Beschreibung
PHILIPP die Maus Ausgabe 10/2023
So ist das halt in Europa, im Kleinen wie im Großen: Hiesige Selbstverständlichkeiten stoßen anderswo auf Befremden und Unverständnis. Wobei auch kleine Dinge relativ groß sein können; wir sprechen gerade über Schultüten. Für die Kinder im deutschen Sprachraum sind sie, wohlgefüllt mit Trösterchen, ein weithin sichtbares Symbol für die feierliche Eröffnung eines neuen Lebensabschnittes.
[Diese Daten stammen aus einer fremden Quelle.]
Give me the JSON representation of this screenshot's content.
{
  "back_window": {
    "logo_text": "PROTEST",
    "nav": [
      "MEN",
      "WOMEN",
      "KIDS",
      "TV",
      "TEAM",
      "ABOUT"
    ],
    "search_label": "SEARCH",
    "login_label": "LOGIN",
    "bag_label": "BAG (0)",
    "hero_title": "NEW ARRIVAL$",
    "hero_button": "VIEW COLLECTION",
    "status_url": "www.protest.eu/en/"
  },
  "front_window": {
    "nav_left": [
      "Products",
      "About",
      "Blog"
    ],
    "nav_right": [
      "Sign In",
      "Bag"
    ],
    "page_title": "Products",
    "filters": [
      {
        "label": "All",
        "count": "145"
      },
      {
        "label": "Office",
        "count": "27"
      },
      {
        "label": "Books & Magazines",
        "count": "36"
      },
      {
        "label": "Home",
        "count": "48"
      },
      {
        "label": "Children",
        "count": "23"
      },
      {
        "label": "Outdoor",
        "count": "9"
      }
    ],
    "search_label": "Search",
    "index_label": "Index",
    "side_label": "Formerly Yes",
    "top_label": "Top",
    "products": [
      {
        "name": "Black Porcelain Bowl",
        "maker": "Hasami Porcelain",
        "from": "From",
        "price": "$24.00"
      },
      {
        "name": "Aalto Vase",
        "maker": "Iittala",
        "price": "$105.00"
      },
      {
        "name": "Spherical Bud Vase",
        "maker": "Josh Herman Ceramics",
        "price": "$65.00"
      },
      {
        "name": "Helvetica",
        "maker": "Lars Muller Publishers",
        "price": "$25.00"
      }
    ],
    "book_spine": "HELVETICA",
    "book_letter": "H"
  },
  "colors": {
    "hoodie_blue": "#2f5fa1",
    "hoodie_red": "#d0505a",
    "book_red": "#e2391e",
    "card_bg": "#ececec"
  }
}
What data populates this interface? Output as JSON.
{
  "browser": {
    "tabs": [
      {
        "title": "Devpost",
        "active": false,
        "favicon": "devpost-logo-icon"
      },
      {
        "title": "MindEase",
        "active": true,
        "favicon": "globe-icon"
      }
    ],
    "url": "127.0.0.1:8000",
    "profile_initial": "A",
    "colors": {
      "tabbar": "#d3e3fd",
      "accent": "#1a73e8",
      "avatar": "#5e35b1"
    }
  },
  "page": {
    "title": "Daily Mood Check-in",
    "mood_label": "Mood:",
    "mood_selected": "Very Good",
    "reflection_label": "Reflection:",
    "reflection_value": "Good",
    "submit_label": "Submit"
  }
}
Und natürlich schleppen auch der kleine Bär und seine Freunde (in der Geschichte von Berti Bär auf Seite 38) ihre Schultüten am ersten Schultag mit.
Kleine Franzosen kennen diese komischen, bunten und hochgewachsenen Behältnisse nicht. Sie wandern ganz profan ins Klassenzimmer; ohne viel Aufhebens abgeliefert vor dem Schultor und dort noch von den Müttern getröstet, allerdings mit Küsschen und ohne Leckereien.
Und die anderen Nachbarländer? Alles schultütenfreie Zonen, mit der bezeichnenden Ausnahme mancher ehemals deutschsprachigen Gebiete in Böhmen und Mähren. Dass die Briten auch hier eigene Schulwege gehen, nimmt da noch am wenigsten Wunder.
Warum dieser hübsche deutsche Brauch sich so widerständig gegen jede Art der Europäisierung zeigt, hat vermutlich einen tieferen Grund. Andere pädagogische Traditionen ziehen nicht diese scharfe Grenze zwischen Kindergarten und Schule, zwischen Spielen und Lernen. Der Eintritt in die Schule (und damit in den sogenannten Ernst des Lebens) wird in anderen Ländern nicht als Zäsur empfunden, der Übergang von Kindergarten zu Vorschule und Schule ist fließend und zieht sich über Jahre hinweg. Es gibt nicht diesen absoluten Schuleintrittstag, diesen Bruch im Leben der Kinder, den es in besonderer Weise zu feiern gibt. Um ein schiefes Bild für eine durchaus ernsthafte Sache zu verwenden: Die Schultüte ist die Spitze des Eisbergs, unter dem die massiven Unterschiede beispielsweise zwischen dem deutschen und französischen Bildungssystemen verborgen liegen.
Erfunden wurde die seinerzeitige „Zuckertüte“ (damals galten Zuckerstücke offenbar noch als Leckerei) übrigens vor 200 Jahren in Sachsen und breitete sich langsam, doch machtvoll aus. In Österreich kam sie verspätet an, pikanterweise im Jahr 1938 mit dem Anschluss an das Deutsche Reich und damit an dessen Schulwesen. (Man ist fast geneigt, sich eine Deutsche Reichsschultütenkammer, Abteilung Ostmark, vorzustellen.) Mit der Wiederherstellung Österreichs nach Kriegsende und der Abkehr von „reichsdeutschen“ Überfremdungen verlor sich die Spur der Schultüte, bis sie vor einer Generation erneut Anschluss fand. Anders übrigens als in der Schweiz, wo die „deutsche“ Schultüte wohl noch geraume Zeit auf verlorenem Posten stehen wird.